Calenda e i Micron restano senza Fronte Repubblicano

D’accordo, in un Pd affidato a Martina è già un miracolo trovare qualcuno, come Calenda, in grado di  fare un ragionamento che superi i confini locali. Però il povero Calenda non si è accorto che la Francia ha una situazione molto diversa da quella italiana e che se Parigi ha Macron, il Pd italiano può contare solo sui Micron. Inevitabile, dunque, che la proposta di un Fronte Repubblicano anti populisti fascisti sia naufragata appena varata. D’altronde Marine Le Pen disponeva di una forte minoranza mentre Lega e 5 Stelle hanno una evidente maggioranza seppur pasticciata.
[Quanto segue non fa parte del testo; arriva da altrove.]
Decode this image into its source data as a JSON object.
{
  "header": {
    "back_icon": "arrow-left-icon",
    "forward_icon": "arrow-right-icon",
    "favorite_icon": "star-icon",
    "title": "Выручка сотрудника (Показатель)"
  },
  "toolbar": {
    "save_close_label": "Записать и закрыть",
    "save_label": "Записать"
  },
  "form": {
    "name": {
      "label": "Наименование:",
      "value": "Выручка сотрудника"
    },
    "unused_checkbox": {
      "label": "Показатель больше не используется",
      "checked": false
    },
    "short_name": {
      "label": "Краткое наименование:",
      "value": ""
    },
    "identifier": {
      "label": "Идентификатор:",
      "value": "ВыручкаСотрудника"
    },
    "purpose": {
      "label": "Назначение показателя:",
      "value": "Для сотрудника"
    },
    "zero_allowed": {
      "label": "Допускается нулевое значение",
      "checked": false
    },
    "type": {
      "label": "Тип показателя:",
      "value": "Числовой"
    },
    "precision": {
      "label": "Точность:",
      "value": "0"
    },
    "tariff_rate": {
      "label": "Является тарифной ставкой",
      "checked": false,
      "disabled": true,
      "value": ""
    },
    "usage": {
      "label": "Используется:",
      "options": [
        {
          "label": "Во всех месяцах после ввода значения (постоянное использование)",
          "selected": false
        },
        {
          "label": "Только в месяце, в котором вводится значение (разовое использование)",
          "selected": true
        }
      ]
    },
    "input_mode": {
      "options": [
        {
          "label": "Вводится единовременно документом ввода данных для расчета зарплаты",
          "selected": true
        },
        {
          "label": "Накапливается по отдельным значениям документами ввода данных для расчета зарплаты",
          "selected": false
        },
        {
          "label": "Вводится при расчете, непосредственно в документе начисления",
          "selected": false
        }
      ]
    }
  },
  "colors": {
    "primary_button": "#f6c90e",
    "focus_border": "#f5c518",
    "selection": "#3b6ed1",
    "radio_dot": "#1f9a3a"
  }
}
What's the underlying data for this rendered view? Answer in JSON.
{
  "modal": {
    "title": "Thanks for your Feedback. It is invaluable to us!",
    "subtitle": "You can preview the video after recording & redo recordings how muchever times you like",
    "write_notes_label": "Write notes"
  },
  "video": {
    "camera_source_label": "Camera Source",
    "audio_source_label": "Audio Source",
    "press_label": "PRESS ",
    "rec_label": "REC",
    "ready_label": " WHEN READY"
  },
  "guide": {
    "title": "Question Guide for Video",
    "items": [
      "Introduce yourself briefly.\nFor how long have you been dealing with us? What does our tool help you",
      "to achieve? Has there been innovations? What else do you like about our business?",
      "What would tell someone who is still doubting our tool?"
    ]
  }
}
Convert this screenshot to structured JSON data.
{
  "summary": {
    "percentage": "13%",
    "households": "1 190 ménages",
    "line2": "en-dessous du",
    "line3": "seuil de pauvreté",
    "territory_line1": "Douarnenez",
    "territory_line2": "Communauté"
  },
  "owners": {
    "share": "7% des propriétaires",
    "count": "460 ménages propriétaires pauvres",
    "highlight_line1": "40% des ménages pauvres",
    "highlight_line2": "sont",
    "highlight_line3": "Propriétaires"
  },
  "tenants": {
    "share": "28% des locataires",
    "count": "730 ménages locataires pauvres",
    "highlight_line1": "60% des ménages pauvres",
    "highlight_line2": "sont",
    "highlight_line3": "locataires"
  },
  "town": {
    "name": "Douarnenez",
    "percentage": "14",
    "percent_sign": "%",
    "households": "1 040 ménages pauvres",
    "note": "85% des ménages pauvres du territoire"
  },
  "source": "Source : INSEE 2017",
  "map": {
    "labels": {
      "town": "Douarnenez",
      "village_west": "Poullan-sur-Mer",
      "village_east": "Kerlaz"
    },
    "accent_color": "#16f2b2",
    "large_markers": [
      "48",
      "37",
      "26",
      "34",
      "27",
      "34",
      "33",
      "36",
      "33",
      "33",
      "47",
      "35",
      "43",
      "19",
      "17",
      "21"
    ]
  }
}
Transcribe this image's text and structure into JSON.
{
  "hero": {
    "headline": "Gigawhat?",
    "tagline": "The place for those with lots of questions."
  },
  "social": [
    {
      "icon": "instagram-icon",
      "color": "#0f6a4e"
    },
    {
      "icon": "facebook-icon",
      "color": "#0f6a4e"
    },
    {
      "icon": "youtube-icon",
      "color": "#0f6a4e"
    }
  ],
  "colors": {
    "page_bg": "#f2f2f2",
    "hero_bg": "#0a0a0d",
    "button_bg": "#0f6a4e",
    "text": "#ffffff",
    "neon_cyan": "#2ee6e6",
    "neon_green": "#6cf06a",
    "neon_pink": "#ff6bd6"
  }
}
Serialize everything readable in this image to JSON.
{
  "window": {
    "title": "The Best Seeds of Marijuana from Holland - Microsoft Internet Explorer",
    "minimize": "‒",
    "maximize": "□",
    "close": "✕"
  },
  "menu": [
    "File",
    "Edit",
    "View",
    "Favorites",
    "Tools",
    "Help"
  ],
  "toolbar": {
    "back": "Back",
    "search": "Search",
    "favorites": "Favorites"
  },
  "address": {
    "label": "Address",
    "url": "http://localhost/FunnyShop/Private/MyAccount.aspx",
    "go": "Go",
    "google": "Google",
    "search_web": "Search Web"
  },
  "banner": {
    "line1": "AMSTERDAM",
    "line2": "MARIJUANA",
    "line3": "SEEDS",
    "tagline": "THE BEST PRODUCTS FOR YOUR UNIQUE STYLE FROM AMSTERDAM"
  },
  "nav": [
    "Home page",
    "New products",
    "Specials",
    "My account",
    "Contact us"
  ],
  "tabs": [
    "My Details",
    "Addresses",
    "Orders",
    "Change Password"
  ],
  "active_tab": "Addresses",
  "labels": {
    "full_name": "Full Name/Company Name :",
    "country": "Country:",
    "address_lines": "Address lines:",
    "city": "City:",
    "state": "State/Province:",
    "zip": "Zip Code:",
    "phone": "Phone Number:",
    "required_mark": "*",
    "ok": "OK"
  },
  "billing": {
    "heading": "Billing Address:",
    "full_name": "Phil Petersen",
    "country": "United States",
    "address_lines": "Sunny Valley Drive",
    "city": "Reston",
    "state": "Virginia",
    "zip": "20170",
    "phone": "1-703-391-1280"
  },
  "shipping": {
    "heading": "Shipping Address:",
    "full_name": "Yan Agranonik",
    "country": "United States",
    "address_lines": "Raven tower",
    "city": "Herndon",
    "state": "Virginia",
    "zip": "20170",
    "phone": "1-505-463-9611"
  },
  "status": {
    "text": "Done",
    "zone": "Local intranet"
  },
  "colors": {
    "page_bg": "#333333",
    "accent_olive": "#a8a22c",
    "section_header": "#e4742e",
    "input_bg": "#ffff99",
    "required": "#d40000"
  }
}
E il fascino del Fronte Repubblicano di Calenda, magari insieme al bugiardissimo, proprio non è emerso. Neppure i sopravvissuti di LeU si sono fatti coinvolgere, più interessati ad un eventuale ricompattamento della sinistra ma per nulla attratti da un Fronte allargato magari anche a Forza Italia.  Tra i berluscones, invece, la tentazione del Fronte Repubblicano serpeggia. In una parte sempre più esigua del partito, ma c’è. Gli altri, invece, guardano ormai a Salvini come leader del centro destra intero e pensano a come riposizionarsi. Il disastro in Friuli Venezia Giulia e la cancellazione totale di Forza Italia in Valle d’Aosta hanno chiarito i termini del problema. Manca la soluzione. Se passare armi e bagagli nella Lega o se trasformare Forza Italia in un partito completamente diverso da quello di oggi. Perché con Gelmini e Tajani, sempre troppo vicino a Juncker, non si possono conquistare grandi risultati. Quanto al Fronte Repubblicano, il povero Calenda può contare sul sostegno del mondo dei giornali e dei giornalisti. Quelli che stanno chiusi nelle redazioni, che flirtano con i potenti (in realtà non flirtano ma si limitano a prendere ordini, felici di leccare la mano che getta l’osso) ma che ignorano completamente la realtà.